By Chase Rheam
STILLWATER, Okla. —
What draws millions of viewers into programs on Animal Planet and David Attenborough specials also plays out in a part of the animal world that many may not expect — the world of birds.
And it’s that idea, among others, that inspires ornithologist and Oklahoma State University Assistant Professor Tim O’Connell.
“Those thrilling nature scenes play out on the screen for us and that’s really exciting,” he said. “That’s exciting enough to keep millions and millions of people watching on a Sunday night or whatever. One of the things that I try to impress upon people is that stuff is happening all around us every single day if we just tune into it. Those same life and death struggles are happening all around.”
For example, when someone hears a beautiful bird song outside their window during spring, that song may actually be a warning to other birds not to encroach on their territory.
O’Connell recently spoke to members of the Payne County Audubon Society at Stillwater Public Library. O’Connell, a member of the group for nine years, spoke about techniques related to bird calls, how to make the sounds and in what situation to use them.
His interest in birds and the outside world began at a young age.
“That all started from growing up on a farm in upstate New York,” he said. “I like to tell people that in 1975, my dad got us the Internet. And the 1975 version of the Internet was the World Book Encyclopedia and on those cold, snowy afternoons in the middle of winter in upstate New York, I would pull a random volume off the shelf and just sort of sit there and surf the net, basically.”
At that time, his interest was animals and dinosaurs. However, when he got to the letter B, he started going over the 20-page spread on birds. He recognized many of them that he’d seen on his farm. The 9-year-old decided to search for more species.
“Early on, it was more dinosaurs than anything else that interested me intellectually,” he said. “But, I would spend a lot of time outside looking at fossils, catching snakes, just taking long walks in the woods. It wasn’t necessarily geared toward birding.”
To be a dinosaur biologist, a person had to be a geologist. O’Connell said he had no interest in geology. As he grew older and attended Cornell University, he became more exposed to other bird watchers.

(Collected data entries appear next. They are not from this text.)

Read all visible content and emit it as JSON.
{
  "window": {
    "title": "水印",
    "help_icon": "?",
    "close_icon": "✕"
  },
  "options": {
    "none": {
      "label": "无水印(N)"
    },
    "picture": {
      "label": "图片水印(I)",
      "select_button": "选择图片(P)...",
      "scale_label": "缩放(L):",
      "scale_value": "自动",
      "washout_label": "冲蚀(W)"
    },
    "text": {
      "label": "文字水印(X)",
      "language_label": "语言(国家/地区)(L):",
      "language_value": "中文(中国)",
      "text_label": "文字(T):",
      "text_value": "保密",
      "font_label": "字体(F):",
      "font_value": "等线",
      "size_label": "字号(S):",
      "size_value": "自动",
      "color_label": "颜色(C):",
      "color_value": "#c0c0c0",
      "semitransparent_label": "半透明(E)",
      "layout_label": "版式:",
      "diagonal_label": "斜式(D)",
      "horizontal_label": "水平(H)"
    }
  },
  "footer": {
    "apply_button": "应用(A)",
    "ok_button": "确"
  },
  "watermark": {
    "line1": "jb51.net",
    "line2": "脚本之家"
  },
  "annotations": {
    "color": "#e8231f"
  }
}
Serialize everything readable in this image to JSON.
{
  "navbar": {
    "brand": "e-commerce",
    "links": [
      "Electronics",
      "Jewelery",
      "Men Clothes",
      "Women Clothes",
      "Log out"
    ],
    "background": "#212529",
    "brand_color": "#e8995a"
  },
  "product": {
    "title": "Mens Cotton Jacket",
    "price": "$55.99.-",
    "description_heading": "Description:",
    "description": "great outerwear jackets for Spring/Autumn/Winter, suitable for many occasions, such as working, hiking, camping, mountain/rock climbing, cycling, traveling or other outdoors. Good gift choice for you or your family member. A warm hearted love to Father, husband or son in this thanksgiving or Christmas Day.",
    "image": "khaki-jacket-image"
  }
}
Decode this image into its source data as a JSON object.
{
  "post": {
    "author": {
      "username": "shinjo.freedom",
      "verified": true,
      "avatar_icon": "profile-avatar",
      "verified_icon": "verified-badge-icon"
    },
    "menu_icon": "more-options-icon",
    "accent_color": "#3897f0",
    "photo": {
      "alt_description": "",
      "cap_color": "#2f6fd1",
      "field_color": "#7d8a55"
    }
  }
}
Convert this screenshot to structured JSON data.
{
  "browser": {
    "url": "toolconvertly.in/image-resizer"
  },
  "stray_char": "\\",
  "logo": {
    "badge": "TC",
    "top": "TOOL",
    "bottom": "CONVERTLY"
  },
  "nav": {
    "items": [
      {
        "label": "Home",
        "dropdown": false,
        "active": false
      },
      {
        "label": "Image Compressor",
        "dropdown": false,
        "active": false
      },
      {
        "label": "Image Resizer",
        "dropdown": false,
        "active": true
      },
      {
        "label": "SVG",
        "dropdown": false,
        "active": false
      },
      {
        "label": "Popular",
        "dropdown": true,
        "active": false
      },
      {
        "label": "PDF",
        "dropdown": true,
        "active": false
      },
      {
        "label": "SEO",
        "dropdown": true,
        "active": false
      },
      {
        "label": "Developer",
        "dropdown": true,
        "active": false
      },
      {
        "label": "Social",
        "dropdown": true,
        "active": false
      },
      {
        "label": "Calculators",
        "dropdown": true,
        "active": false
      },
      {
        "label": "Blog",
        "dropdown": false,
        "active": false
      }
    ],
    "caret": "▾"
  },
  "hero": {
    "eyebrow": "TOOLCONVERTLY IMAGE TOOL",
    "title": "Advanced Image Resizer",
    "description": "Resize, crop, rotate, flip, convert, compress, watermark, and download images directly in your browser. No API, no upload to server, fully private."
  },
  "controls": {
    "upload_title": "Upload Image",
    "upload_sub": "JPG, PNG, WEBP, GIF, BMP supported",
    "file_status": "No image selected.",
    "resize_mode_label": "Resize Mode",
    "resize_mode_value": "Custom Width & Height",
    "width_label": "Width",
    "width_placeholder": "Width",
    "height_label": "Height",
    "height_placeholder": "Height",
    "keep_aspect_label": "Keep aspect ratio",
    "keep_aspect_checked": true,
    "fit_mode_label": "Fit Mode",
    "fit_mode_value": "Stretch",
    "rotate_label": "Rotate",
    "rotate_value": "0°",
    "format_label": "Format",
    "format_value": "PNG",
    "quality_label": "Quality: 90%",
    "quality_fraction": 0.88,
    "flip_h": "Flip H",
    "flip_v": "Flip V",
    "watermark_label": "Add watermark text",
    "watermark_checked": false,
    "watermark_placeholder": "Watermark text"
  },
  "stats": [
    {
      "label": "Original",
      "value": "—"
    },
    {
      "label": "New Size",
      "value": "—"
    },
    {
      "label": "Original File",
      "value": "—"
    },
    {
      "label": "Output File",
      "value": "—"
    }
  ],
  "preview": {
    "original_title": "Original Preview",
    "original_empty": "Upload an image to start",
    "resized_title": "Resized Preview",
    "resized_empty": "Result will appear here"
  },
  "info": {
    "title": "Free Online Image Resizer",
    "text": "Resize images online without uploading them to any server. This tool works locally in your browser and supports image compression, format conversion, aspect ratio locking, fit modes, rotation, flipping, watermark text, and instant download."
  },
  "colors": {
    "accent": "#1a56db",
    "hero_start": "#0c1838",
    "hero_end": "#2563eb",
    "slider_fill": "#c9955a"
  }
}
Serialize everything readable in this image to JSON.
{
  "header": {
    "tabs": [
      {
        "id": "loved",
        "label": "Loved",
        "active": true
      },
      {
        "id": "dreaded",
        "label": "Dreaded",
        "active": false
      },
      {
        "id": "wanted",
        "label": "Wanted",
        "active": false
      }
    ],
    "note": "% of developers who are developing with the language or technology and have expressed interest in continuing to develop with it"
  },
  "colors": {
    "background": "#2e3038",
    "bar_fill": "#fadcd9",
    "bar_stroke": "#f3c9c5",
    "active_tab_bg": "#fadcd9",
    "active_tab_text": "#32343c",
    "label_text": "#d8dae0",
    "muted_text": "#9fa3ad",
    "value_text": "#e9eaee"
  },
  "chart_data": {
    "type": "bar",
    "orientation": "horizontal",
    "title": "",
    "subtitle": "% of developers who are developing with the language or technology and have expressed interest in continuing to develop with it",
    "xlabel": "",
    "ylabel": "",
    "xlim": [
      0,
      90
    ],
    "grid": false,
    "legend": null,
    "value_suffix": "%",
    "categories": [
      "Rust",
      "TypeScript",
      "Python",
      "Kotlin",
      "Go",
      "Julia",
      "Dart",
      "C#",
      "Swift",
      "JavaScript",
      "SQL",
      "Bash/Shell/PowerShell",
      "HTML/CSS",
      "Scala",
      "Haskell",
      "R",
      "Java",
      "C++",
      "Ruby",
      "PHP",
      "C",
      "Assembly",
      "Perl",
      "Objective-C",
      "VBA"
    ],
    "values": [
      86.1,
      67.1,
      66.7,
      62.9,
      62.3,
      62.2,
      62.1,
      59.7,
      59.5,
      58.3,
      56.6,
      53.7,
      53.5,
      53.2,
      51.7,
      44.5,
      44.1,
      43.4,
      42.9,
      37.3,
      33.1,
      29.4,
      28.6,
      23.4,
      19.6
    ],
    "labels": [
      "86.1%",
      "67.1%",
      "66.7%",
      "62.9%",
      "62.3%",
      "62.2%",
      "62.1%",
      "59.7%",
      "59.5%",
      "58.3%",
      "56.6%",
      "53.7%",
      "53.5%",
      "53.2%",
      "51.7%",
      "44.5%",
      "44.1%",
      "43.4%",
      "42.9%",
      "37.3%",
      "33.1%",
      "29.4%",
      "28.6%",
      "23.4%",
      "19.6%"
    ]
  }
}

“I thought I was the only person in the world who was interested in birds; just me and Roger Tory Peterson who wrote the field guide,” O’Connell said. “So, some people who will start young like I did, will start young because they have a scout group or some local group takes them under their wing and takes them out on field trips and teaches them to be a good birder. I was doing all that on my own.”
At Cornell, he began to see the benefit of linking up with other people who knew good observation spots and had tips.
“There’s different societies and community groups devoted to the study of birds at all levels,” he said. “The Payne County Audubon Society is a local group that is mostly involved in birding, which is the sport of going out to find birds. We also have scientific societies at the state level. We’ve got one called the Oklahoma Ornithological Society. I’ve been president of both of these things. They do some things that are similar, but they are operating at totally different scales.”
O’Connell said it’s important for these groups at varying levels to work together and share data.
In many ways, O’Connell got his chance to study dinosaurs.
“Birds are dinosaurs,” he said. “They’re not just related to dinosaurs. We understand now. They are dinosaurs. So, when I see that little chickadee and maybe I’ve caught that little chickadee in a net and I’m studying it, it’s this cute little ball of feathers, but you strip away the feathers and what you’ve got is a little reptile with dagger-like talons and a spear of a beak and they’re really exciting organisms.”
O’Connell used his children as an example of his goal. He said he doesn’t want to push them to be ornithologists as they grow up, but he does want to instill a basic education of birds in them so they may know the differences between a cardinal, a bluejay and other common birds.
“The thing that I personally enjoy about it is that there’s so much to learn about every species,” he said.
Being able to expose others to something new is special to O’Connell.
“If we were taking a bird walk, one thing that we would be focusing on, especially for a beginner, is I want to show you something that you’ve never seen before,” he said. “It’s probably something that’s around here a lot, but you’ve never noticed it.”
He said they may take a couple hours to search for multiple species and even have a chance to get a close view or handle a bird.
“You see the same expression on a person’s face either the first time they hold a bird or get bitten by a cardinal or see a bird that up close,” he said. “It’s just this child-like wonder.”
For those interested in joining a bird watch, the Payne County Audubon Society will be taking a field trip at 7:30 a.m. Saturday.
The group will begin at the Meridian Technology Center ponds and move to Sanborn Lake.